Warner Archives Panel Highlights Hammer Horror, Harryhausen Special Effects and Joe Dante's 'Innerspace'13 Jul, 2015 By: Stephanie Prange
SAN DIEGO — If you thought the knowledgeable video store clerk was gone, you are wrong. The clerks exist at Warner.
Warner SVP of catalog marketing George Feltenstein and Warner Archive’s D.W. Ferranti and Matthew Patterson have been curating what may be the world’s biggest video store — the Warner library — since 2009.
“In many ways, we try to be like the cool guy in the video store,” Ferranti said.
Through regular podcasts, listening to fans and careful culling of the Warner library inventory list, the team strives to satisfy the thirst for classic and obscure films that one can’t find anywhere else.
“I have explored our inventory system for 15 or 20 years,” Feltenstein said as he prepared for a panel at San Diego Comic-Con International July 11. “Most marketing executives don’t do that, but I do.”
Warner Archive, in particular, is a vehicle to offer obscure titles to fans via manufacturing-on-demand and streaming, making the process profitable.
“We can target very, very small audiences profitably,” said Patterson.
And the fact that bootlegs may exist of these obscure films is no impediment.
“There was a perception among many in the industry that if stuff had been bootlegged it wasn’t worth putting out because people had already bought it, but what we knew was that they would much rather have the better version of it,” Ferrati said.
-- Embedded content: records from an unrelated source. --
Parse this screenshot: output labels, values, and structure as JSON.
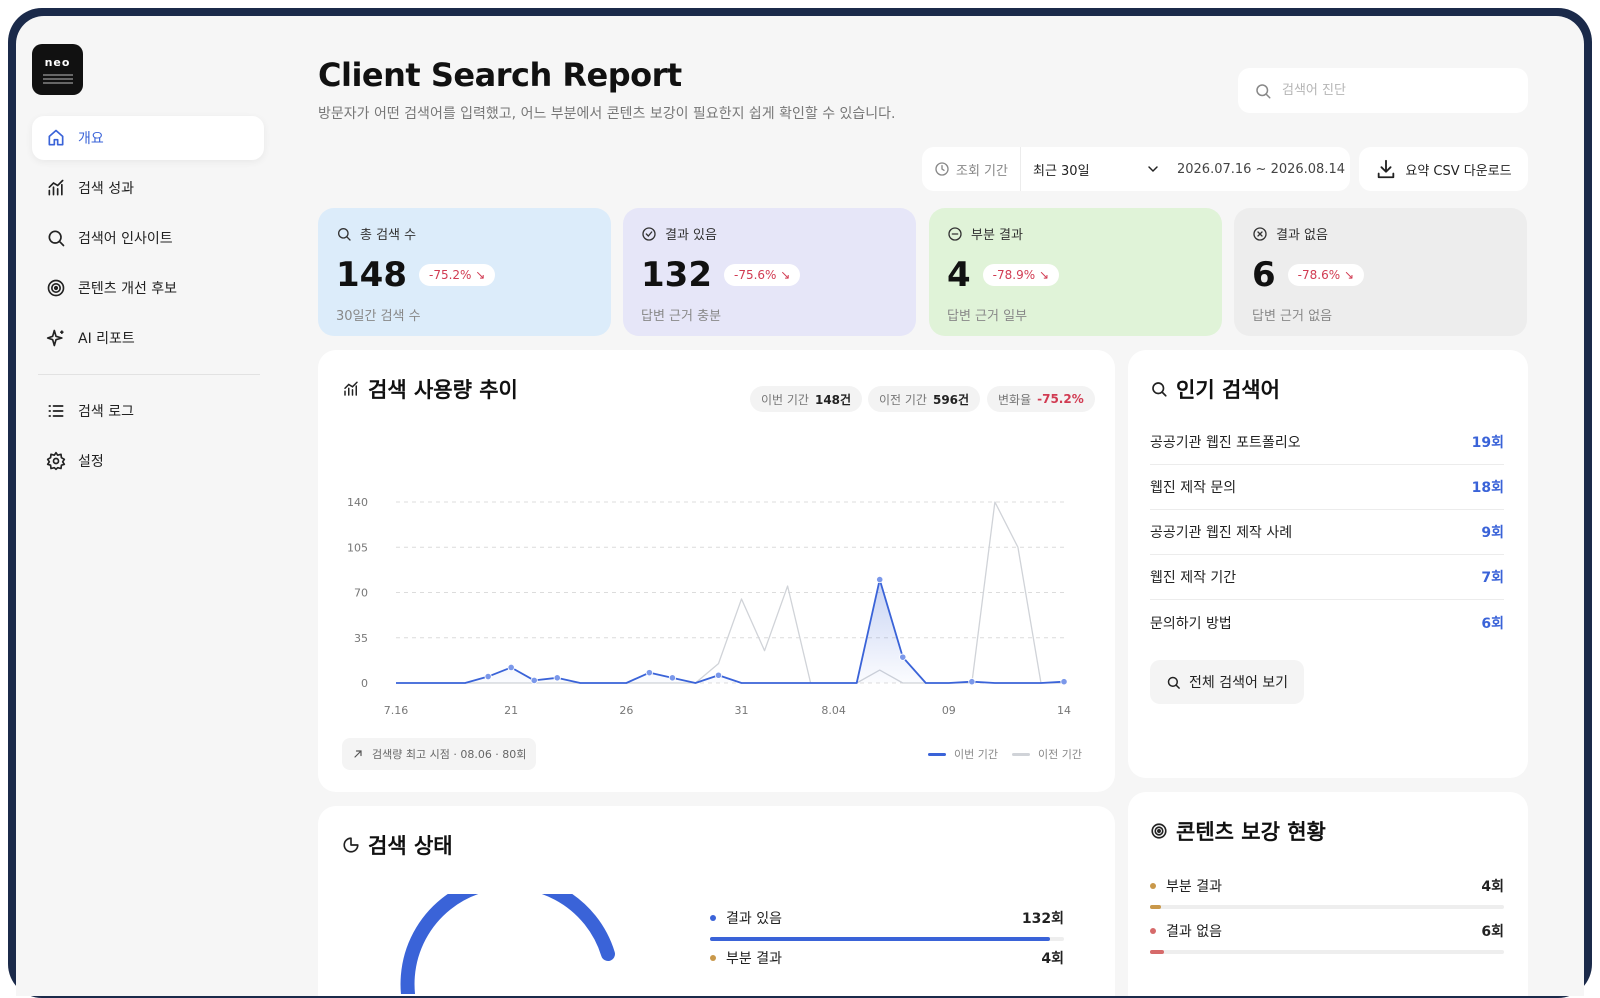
{
  "app": {
    "logo_text": "neo"
  },
  "sidebar": {
    "items": [
      {
        "label": "개요",
        "icon": "home-icon",
        "active": true
      },
      {
        "label": "검색 성과",
        "icon": "chart-icon"
      },
      {
        "label": "검색어 인사이트",
        "icon": "search-icon"
      },
      {
        "label": "콘텐츠 개선 후보",
        "icon": "target-icon"
      },
      {
        "label": "AI 리포트",
        "icon": "sparkle-icon"
      }
    ],
    "bottom_items": [
      {
        "label": "검색 로그",
        "icon": "list-icon"
      },
      {
        "label": "설정",
        "icon": "gear-icon"
      }
    ]
  },
  "header": {
    "title": "Client Search Report",
    "subtitle": "방문자가 어떤 검색어를 입력했고, 어느 부분에서 콘텐츠 보강이 필요한지 쉽게 확인할 수 있습니다.",
    "search_placeholder": "검색어 진단"
  },
  "period": {
    "label": "조회 기간",
    "selected": "최근 30일",
    "range": "2026.07.16 ~ 2026.08.14",
    "csv_label": "요약 CSV 다운로드"
  },
  "stats": [
    {
      "label": "총 검색 수",
      "value": "148",
      "change": "-75.2%",
      "desc": "30일간 검색 수",
      "bg": "#dcecfa"
    },
    {
      "label": "결과 있음",
      "value": "132",
      "change": "-75.6%",
      "desc": "답변 근거 충분",
      "bg": "#e6e6f8"
    },
    {
      "label": "부분 결과",
      "value": "4",
      "change": "-78.9%",
      "desc": "답변 근거 일부",
      "bg": "#e0f3d8"
    },
    {
      "label": "결과 없음",
      "value": "6",
      "change": "-78.6%",
      "desc": "답변 근거 없음",
      "bg": "#ededed"
    }
  ],
  "usage": {
    "title": "검색 사용량 추이",
    "pills": [
      {
        "label": "이번 기간",
        "value": "148건"
      },
      {
        "label": "이전 기간",
        "value": "596건"
      },
      {
        "label": "변화율",
        "value": "-75.2%"
      }
    ],
    "peak": "검색량 최고 시점 · 08.06 · 80회",
    "legend_current": "이번 기간",
    "legend_previous": "이전 기간"
  },
  "chart_data": {
    "type": "line",
    "x": [
      "7.16",
      "7.17",
      "7.18",
      "7.19",
      "7.20",
      "7.21",
      "7.22",
      "7.23",
      "7.24",
      "7.25",
      "7.26",
      "7.27",
      "7.28",
      "7.29",
      "7.30",
      "7.31",
      "8.01",
      "8.02",
      "8.03",
      "8.04",
      "8.05",
      "8.06",
      "8.07",
      "8.08",
      "8.09",
      "8.10",
      "8.11",
      "8.12",
      "8.13",
      "8.14"
    ],
    "x_tick_labels": [
      "7.16",
      "21",
      "26",
      "31",
      "8.04",
      "09",
      "14"
    ],
    "x_tick_index": [
      0,
      5,
      10,
      15,
      19,
      24,
      29
    ],
    "y_ticks": [
      0,
      35,
      70,
      105,
      140
    ],
    "ylim": [
      0,
      140
    ],
    "grid": true,
    "legend": "bottom-right",
    "series": [
      {
        "name": "이번 기간",
        "color": "#3a63d8",
        "values": [
          0,
          0,
          0,
          0,
          5,
          12,
          2,
          4,
          0,
          0,
          0,
          8,
          4,
          0,
          6,
          0,
          0,
          0,
          0,
          0,
          0,
          80,
          20,
          0,
          0,
          1,
          0,
          0,
          0,
          1
        ]
      },
      {
        "name": "이전 기간",
        "color": "#d0d3d8",
        "values": [
          0,
          0,
          0,
          0,
          0,
          0,
          0,
          0,
          0,
          0,
          0,
          0,
          0,
          0,
          15,
          65,
          25,
          75,
          0,
          0,
          0,
          10,
          0,
          0,
          0,
          0,
          140,
          105,
          0,
          0
        ]
      }
    ],
    "current_markers": [
      4,
      5,
      6,
      7,
      11,
      12,
      14,
      21,
      22,
      25,
      29
    ]
  },
  "popular": {
    "title": "인기 검색어",
    "items": [
      {
        "keyword": "공공기관 웹진 포트폴리오",
        "count": "19회"
      },
      {
        "keyword": "웹진 제작 문의",
        "count": "18회"
      },
      {
        "keyword": "공공기관 웹진 제작 사례",
        "count": "9회"
      },
      {
        "keyword": "웹진 제작 기간",
        "count": "7회"
      },
      {
        "keyword": "문의하기 방법",
        "count": "6회"
      }
    ],
    "view_all": "전체 검색어 보기"
  },
  "status": {
    "title": "검색 상태",
    "items": [
      {
        "label": "결과 있음",
        "count": "132회",
        "fraction": 0.89,
        "color": "#3a63d8"
      },
      {
        "label": "부분 결과",
        "count": "4회",
        "fraction": 0.03,
        "color": "#c9984a"
      }
    ]
  },
  "content": {
    "title": "콘텐츠 보강 현황",
    "items": [
      {
        "label": "부분 결과",
        "count": "4회",
        "fraction": 0.03,
        "color": "#c9984a"
      },
      {
        "label": "결과 없음",
        "count": "6회",
        "fraction": 0.04,
        "color": "#d66a6a"
      }
    ]
  }
}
Thus, the Warner team has been collecting elements and remastering content for fans who hunger for this product.
At Comic-Con, they brought in director Joe Dante to show the new gems these film curators had mined for horror and sci-fi fans.
“There’s a lot of these movies that fell through the cracks, that the Warner people have been very good about releasing,” Dante said. “These guys are sort of a little guerilla unit, and I think that they’ve done a remarkable job.”
Warner Oct. 6 is releasing a four-film Blu-ray set, Horror Classics Vol. One, that includes Hammer horror classics Taste the Blood of Dracula, Dracula Has Risen From the Grave, Frankenstein Must Be Destroyed and The Mummy. The panel gave a nod to Christopher Lee and Peter Cushing, who became iconic stars of the Hammer horror films, and a video tribute acknowledged Lee’s recent passing.
Dante outlined the influence the Hammer horror films had on his career.
“I remember being young enough to see them when they were in theaters,” he said. “Curse of Frankenstein really scared the hell out of me.”
It was the décolletage and blood that attracted the adolescent crowd, Dante said. The films influenced filmmakers from Roger Corman to Italian Mario Bava.
Curse of Frankenstein, alas, is not available in the first horror set, but Feltenstein assured the crowd at the Comic-Con panel that it was only because the studio was working on the elements to bring out the best remastered version possible.
Warner is also releasing a Special Effects Collection Blu-ray set with The Son of Kong, Mighty Joe Young, Them! and The Beast From 20,000 Fathoms. Like video store clerks explaining the influences of filmmakers in each of the films, the Warner crew drew a line between the films in the collection that went through special effects wizard Ray Harryhausen.
Feltenstein explained on the panel why the classic King Kong wasn’t in the set.
“It’s already been released,” he said. “It was released on Blu-ray in 2010, and it is not included in this collection because people who want it already have it, and we don’t want people to have to buy things twice anymore. Warner Bros. Home Entertainment has heard the call and we’re not going give you a release over and over and over again.”
The explanation elicited a cheer from the Comic-Con crowd.
Also highlighted at the Comic-Con panel was the Aug. 4 Blu-ray release of Dante’s 1987 sci-fi comedy Innerspace.
Dante said he first turned down the project, conceived as a spy film, not a comedy.
But then the concept became “what would happen if Dean Martin shrunk down and was stuck inside of Jerry Lewis,” Dante said, and he signed on.
The film stars Dennis Quaid as a Navy pilot who is miniaturized in an experiment gone awry and injected into an unsuspecting grocery clerk played by Martin Short.
“The effects are just as convincing now as they were then,” Dante said, but Innerspace’s ultimate success can be attributed to home video, where most fans discovered the picture.
“If home video had not happened I think the trajectory of the careers of a lot of people in the ’80s would have been different,” he said.